There is no escape! When the formal logical foundations of science and mathematics become doubtful, the issue automatically reverts back to the ontological sector of philosophy. But even now the ontologist hardly dares offer his services: he knows only too well how unwelcome his reflections are, even under the present mental tribulations. The shout of logical positivism that the metaphysician is a fictioneer still reverberates loudly in the Hall of Science. But lately events have taken an ironic twist. The scientists themselves have invaded ontology. W.Heisenberg did so some time ago with a very valuable essay Kausalgesetz und Quantenmechanik[95]. E. Schrödinger gave in his Tarner Lectures[106] a very competent exposition of the ontologic relations between consciousness and world. As far as cybernetics is concerned one has only to mention W. S. McCulloch, whose articles offer us quite concentrated doses of metaphysics[117] and Norbert Wiener´s essay on Newtonian and Bergsonian Time [128] which in our opinion refutes certain basic aspects of traditional metaphysics.

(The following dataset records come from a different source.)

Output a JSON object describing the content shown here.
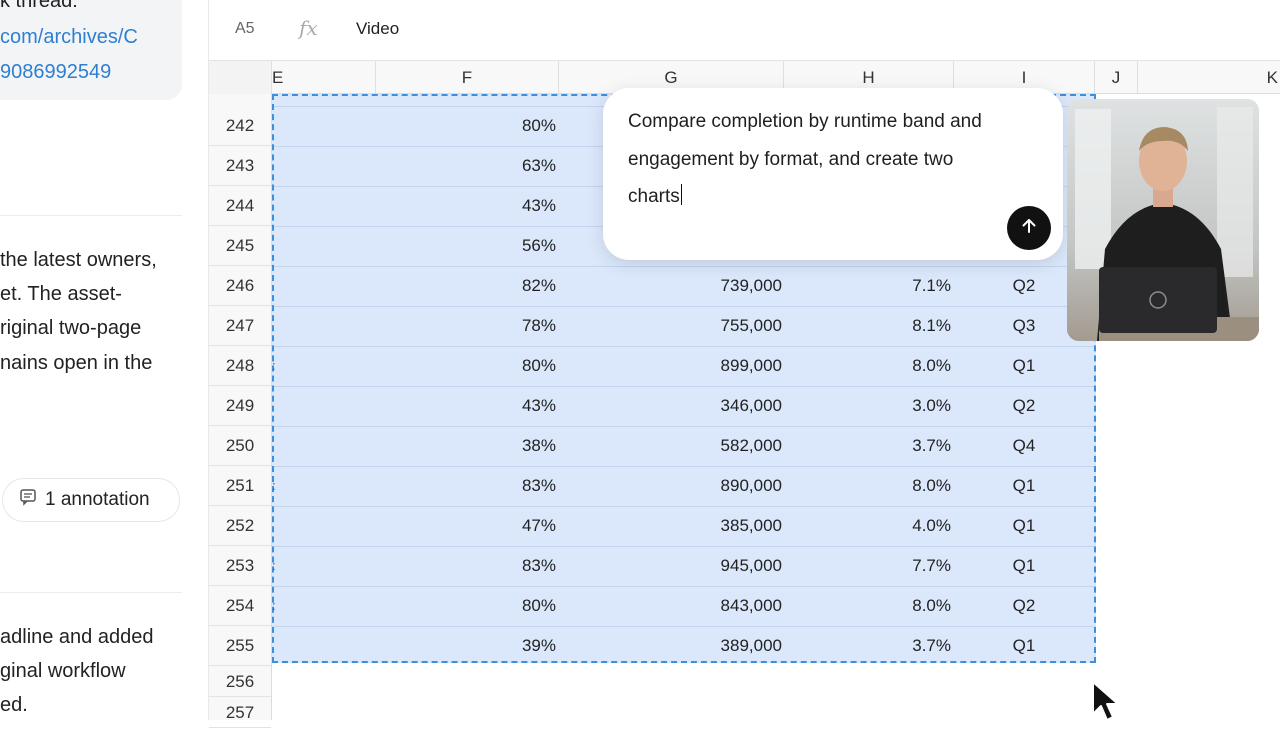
{
  "chat": {
    "lines_a": [
      "k thread:",
      "com/archives/C",
      "9086992549"
    ],
    "lines_b": [
      "the latest owners,",
      "et. The asset-",
      "riginal two-page",
      "nains open in the"
    ],
    "annotation_label": "1 annotation",
    "lines_c": [
      "adline and added",
      "ginal workflow",
      "ed."
    ]
  },
  "formula_bar": {
    "cell_ref": "A5",
    "value": "Video"
  },
  "columns": [
    "E",
    "F",
    "G",
    "H",
    "I",
    "J",
    "K"
  ],
  "rows": [
    {
      "num": "242",
      "f": "80%",
      "g": "",
      "h": "",
      "i": ""
    },
    {
      "num": "243",
      "f": "63%",
      "g": "",
      "h": "",
      "i": ""
    },
    {
      "num": "244",
      "f": "43%",
      "g": "",
      "h": "",
      "i": ""
    },
    {
      "num": "245",
      "f": "56%",
      "g": "",
      "h": "",
      "i": ""
    },
    {
      "num": "246",
      "f": "82%",
      "g": "739,000",
      "h": "7.1%",
      "i": "Q2"
    },
    {
      "num": "247",
      "f": "78%",
      "g": "755,000",
      "h": "8.1%",
      "i": "Q3"
    },
    {
      "num": "248",
      "f": "80%",
      "g": "899,000",
      "h": "8.0%",
      "i": "Q1"
    },
    {
      "num": "249",
      "f": "43%",
      "g": "346,000",
      "h": "3.0%",
      "i": "Q2"
    },
    {
      "num": "250",
      "f": "38%",
      "g": "582,000",
      "h": "3.7%",
      "i": "Q4"
    },
    {
      "num": "251",
      "f": "83%",
      "g": "890,000",
      "h": "8.0%",
      "i": "Q1"
    },
    {
      "num": "252",
      "f": "47%",
      "g": "385,000",
      "h": "4.0%",
      "i": "Q1"
    },
    {
      "num": "253",
      "f": "83%",
      "g": "945,000",
      "h": "7.7%",
      "i": "Q1"
    },
    {
      "num": "254",
      "f": "80%",
      "g": "843,000",
      "h": "8.0%",
      "i": "Q2"
    },
    {
      "num": "255",
      "f": "39%",
      "g": "389,000",
      "h": "3.7%",
      "i": "Q1"
    },
    {
      "num": "256",
      "f": "",
      "g": "",
      "h": "",
      "i": ""
    },
    {
      "num": "257",
      "f": "",
      "g": "",
      "h": "",
      "i": ""
    }
  ],
  "prompt": {
    "text": "Compare completion by runtime band and engagement by format, and create two charts",
    "send_icon": "arrow-up-icon"
  },
  "colors": {
    "selection_fill": "#dbe8fb",
    "selection_border": "#3c8ede",
    "link": "#2f7fd0"
  }
}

Since cybernetics is much younger than quantum mechanics and, ontologically speaking, less developed, the new ontological situation naturally is delineated most sharply in the statements of Heisenberg and Schrödinger. In the above-mentioned essay Heisenberg offers the following reflections: Kant introduces in his Critique of Pure Reason the law of causality as an a priori principle by demonstrating that without this principle we could never form the concept of an objective world that exists independently of the subjective thought-processes that take place within our consciousness. Kant poses precisely this question: what "mechanism" in our mind enables us to distinguish between a sequence of events that occurs exclusively in our psyche - for instance a sequence in a dream - and a sequence that takes place in the external world independent of our observation? It is evident, so the Critique of Pure Reason points out, that we need a formal criterion to make the desired distinction; for we are aware of objective reality, as well as of our dreams and fantasies, only as content of our consciousness[139]. Nevertheless, we obstinately believe that some of these impressions have their origin in a world outside the mind and others have not. The source of this conviction, Kant declares, is the category of causality, which makes us look at a specific series of impressions as a rigid temporal succession that our mind is powerless to alter or stop. And what our consciousness cannot modify and control must necessarily have an existence outside and independent of it. The law of causality appears thus as a criterion to distinguish between subject and object, between consciousness and world. If we look at our impressions without interpreting them as causally linked to each other, they can be understood only as "a play of imaginations with no reference to an object"[1410].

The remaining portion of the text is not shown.